Но вот он встретил на улице Безродного, выпалил ему в лицо, как ему казалось, самое страшное слово:

– Убивец!

Думал, смутится Безродный от этих слов, испугается, но тот только усмехнулся, бросил:

– Придержи, щенок, язык за зубами!

– Не придержу!

– Тогда я его вырву! – спокойно сказал Безродный и пошел домой.

Каждый день бил Безродный собаку. Не смогла Груня больше переносить ее рычания, хриплый крик мужа, схватила из стола револьвер, подбежала к Безродному, вырвала из рук его плетку, отшвырнула в сторону, с шипением сказала:

– На вот наган и пристрели, чем так измываться! Ты не над ним изгаляешься, а надо мной. На, убей!

Безродный опалил Груню ошалелыми глазами.

– Ты что, в уме, баба? Перечить мужу! – Размахнулся и сильно ударил жену по лицу.
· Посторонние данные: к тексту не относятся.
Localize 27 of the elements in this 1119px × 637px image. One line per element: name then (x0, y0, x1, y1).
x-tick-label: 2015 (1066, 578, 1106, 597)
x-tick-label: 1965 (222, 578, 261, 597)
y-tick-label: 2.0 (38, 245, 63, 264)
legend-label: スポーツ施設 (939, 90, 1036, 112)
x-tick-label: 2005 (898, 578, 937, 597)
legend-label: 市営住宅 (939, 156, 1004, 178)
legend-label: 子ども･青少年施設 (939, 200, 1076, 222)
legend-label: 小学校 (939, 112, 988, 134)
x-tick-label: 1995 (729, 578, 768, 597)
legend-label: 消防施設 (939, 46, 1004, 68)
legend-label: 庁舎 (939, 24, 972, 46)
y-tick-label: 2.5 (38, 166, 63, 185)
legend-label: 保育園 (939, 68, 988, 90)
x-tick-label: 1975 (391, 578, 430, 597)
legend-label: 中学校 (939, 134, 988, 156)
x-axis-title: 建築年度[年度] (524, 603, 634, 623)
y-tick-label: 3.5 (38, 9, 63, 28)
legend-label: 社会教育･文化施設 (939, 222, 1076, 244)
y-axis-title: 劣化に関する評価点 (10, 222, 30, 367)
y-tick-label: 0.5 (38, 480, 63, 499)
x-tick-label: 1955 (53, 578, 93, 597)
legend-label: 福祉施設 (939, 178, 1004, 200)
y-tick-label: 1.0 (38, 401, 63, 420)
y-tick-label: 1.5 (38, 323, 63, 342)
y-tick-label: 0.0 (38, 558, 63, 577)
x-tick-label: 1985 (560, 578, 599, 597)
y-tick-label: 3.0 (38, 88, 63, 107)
Груня рухнула на снег и потеряла сознание. Только тогда опомнился Безродный, подхватил ее на руки и понес в дом. Положил на кровать. Снова ринулся на двор. Поднял оброненный Груней револьвер, не целясь выстрелил в пса. Тот ткнулся носом в землю, задрожал и замер.
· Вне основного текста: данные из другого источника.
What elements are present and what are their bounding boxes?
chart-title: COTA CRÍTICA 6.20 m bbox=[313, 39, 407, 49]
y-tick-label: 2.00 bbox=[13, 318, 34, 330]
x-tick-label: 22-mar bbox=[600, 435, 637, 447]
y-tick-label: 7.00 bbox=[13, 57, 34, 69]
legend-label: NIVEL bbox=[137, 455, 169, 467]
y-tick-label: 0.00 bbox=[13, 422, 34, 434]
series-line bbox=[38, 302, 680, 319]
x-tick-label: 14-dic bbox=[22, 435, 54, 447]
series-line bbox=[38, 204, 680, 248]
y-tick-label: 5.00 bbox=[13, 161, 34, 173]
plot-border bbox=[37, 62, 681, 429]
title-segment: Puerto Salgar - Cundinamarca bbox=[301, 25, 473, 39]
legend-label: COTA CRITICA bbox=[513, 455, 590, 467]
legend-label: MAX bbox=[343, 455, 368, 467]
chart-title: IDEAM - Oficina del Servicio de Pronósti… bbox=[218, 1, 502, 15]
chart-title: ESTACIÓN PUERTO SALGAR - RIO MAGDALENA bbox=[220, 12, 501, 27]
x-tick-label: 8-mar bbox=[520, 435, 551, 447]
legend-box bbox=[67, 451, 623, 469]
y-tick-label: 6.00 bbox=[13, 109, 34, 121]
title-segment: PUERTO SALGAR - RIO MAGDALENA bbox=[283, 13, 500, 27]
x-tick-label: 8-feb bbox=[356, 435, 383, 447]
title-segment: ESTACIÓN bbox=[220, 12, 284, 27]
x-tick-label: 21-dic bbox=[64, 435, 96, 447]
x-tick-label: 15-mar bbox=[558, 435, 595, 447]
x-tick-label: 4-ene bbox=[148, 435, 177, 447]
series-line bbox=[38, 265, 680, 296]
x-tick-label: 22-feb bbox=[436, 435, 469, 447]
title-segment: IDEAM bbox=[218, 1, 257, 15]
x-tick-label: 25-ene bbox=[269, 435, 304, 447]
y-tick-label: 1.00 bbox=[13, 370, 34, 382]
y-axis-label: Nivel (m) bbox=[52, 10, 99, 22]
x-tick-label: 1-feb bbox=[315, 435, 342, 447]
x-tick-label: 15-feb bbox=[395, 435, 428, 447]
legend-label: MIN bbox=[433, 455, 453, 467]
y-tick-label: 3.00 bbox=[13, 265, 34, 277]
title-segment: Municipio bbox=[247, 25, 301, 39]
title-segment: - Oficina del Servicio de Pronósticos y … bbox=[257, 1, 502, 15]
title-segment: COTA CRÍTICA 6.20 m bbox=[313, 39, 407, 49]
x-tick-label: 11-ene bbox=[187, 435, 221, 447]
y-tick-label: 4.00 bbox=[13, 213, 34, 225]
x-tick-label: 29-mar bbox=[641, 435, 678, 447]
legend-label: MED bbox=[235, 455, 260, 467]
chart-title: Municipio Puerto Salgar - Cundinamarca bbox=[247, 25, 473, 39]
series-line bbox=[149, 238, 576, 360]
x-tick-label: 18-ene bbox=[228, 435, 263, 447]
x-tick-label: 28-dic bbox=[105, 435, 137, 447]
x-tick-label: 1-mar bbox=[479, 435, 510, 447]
Безродный вбежал в дом. Груня уже очнулась. Он упал перед ней на колени, стал просить прощения.

– Уходи! Не могу смотреть на тебя, зверя!

Безродный не стал спорить с женой. Тихонечко вышел во двор. Хотел убрать труп собаки и вдруг вспомнил слова Цыгана и усмехнулся: «Брехун ты, Цыган, нагадал судьбу, а она вона, лежит уже дохлая, судьба-то». Вспомнились и слова из Библии, которые читал Безродному и Груне новый приказчик, он же учитель Грунин – Васька: «Женщина горче смерти, она – сеть, и сердце ее – силки, руки – оковы». И дальше: «И возненавидел я жизнь, потому что противны стали мне дела, которые делаются под солнцем, ибо все суета сует, томление духа».

– Экая брехня, надо жить и не томиться. Ну а баба пусть не лезет под руку. Жить надо, – твердо повторил Безродный и тут же осекся.

Пес поднял голову, встал, покачиваясь, утробно зарычал. Голова собаки была залита кровью, на губах пузырилась кровавая пена. И Безродный, который редко поддавался чувству страха, попятился. Страх обручем сдавил грудь. Он выхватил револьвер, хотел добить собаку, но поборол и страх, и желание рассчитаться с нагаданной судьбой, усмехнулся:

– Интересно. Ха! Значит, я только ранил тебя. Ну так и быть – живи. Посмотрим, может, ты и правда судьба моя. Это гадание – смех и не больше! Живи, убить я тебя успею…

Груня проболела две недели: сказался душевный надрыв. С мужем не разговаривала, даже не смотрела в его сторону. А когда прошел жар, встала на ноги, заговорила:

– Пойми меня, Степан, изломалась я. Прошу, не трогай пса. Ненавидит он тебя.

– А ты?

– А я?… Я соленого хочу… Дитя у нас будет.

– Вот радость-то, – расцвел Безродный. – Чего молчала?

– Ради дитя не трогай, не вынимай из меня душу.

– Не буду. Испробую с другой стороны к нему подойти. Нравится мне этот пес, непокорность его нравится. На ласку не идет. Силен дьяволина! Люблю непокорных!